La diagnosi, anche in fase precoce, viene oggi effettuata grazie ad esami sul liquido cerebro-spinale e con la PET, esami che però sono costosi o invasivi, ed il cui utilizzo non è a disposizione di tutte le strutture ospedaliere.
Per questo i ricercatori sono da tempo impegnati a scoprire dei ‘marcatori periferici’, ovvero delle molecole che possono essere identificate con un semplice prelievo di sangue.
Lo stesso concetto vale per altre malattie neurodegenerative non-Alzheimer, fra cui la demenza frontotemporale
Al di là della diversa patogenesi delle demenze, è importante sottolineare che i processi patologici che avvengono nel cervello iniziano 10-15 anni prima dello sviluppo della demenza conclamata.
Sarebbe dunque necessario uno screening nel tempo della popolazione a rischio, nell’ottica di selezionare precocemente (ai primi sintomi, o addirittura in assenza di sintomi) quali persone dovrebbero essere sottoposte ad ulteriori approfondimenti.

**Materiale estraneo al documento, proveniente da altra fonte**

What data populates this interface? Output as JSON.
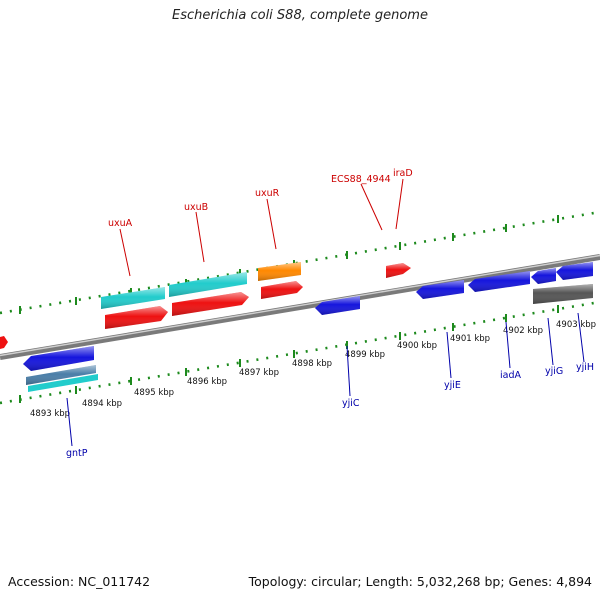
{
  "title": "Escherichia coli S88, complete genome",
  "footer": {
    "accession": "Accession: NC_011742",
    "summary": "Topology: circular; Length: 5,032,268 bp; Genes: 4,894"
  },
  "colors": {
    "backbone": "#8c8c8c",
    "tick": "#1d8a1d",
    "forward_label": "#cc0000",
    "reverse_label": "#0000aa",
    "red": "#ee1111",
    "cyan": "#22cccc",
    "orange": "#ff8800",
    "blue": "#1515dd",
    "gray": "#555555",
    "steel": "#4a7ea8"
  },
  "kbp_labels": [
    "4893 kbp",
    "4894 kbp",
    "4895 kbp",
    "4896 kbp",
    "4897 kbp",
    "4898 kbp",
    "4899 kbp",
    "4900 kbp",
    "4901 kbp",
    "4902 kbp",
    "4903 kbp"
  ],
  "forward_gene_labels": [
    "uxuA",
    "uxuB",
    "uxuR",
    "ECS88_4944",
    "iraD"
  ],
  "reverse_gene_labels": [
    "gntP",
    "yjiC",
    "yjiE",
    "iadA",
    "yjiG",
    "yjiH"
  ]
}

Questo potenziale biomarcatore periferico è stato studiato in una coorte molto vasta di pazienti in uno studio pubblicato sulla rivista scientifica Nature Communications, a cui ha partecipato la dott.ssa Daniela Galimberti, ricercatrice del gruppo del prof. Elio Scarpini del Centro Dino Ferrari, Università Statale di Milano –Ospedale Policlinico di Milano.
“L’identificazione di questo biomarcatore di prossimità allo sviluppo dei sintomi – spiega la ricercatrice – potrebbe avere un impiego pratico come screening nella popolazione anziana, essendo effettuato su un semplice prelievo di sangue e con costi contenuti, per avviare i soggetti ad altro rischio, in fase presintomatica, ad un centro di secondo livello per analisi più approfondite”.
La stessa molecola è stata studiata anche in famiglie che hanno forme ereditarie di demenza frontotemporale, ancora una volta confermando come l’aumento dei livelli plasmatici avvenga poco tempo prima dello sviluppo del deficit cognitivo.
L’articolo, frutto di una ampia collaborazione internazionale, è stato pubblicato sulla rivista Neurology
‘Questa ricerca – aggiunge Daniela Galimberti – è frutto di una proficua collaborazione e ha permesso di studiare un’ampia casistica di forme di demenza frontotemporale piuttosto rare.
Per queste forme genetiche esistono potenziali nuovi farmaci innovativi che verranno studiati in sperimentazioni cliniche.
L’utilizzo di questo biomarcatore permetterà l’inclusione di soggetti non ancora sintomatici, anticipando il trattamento in fase preclinica’.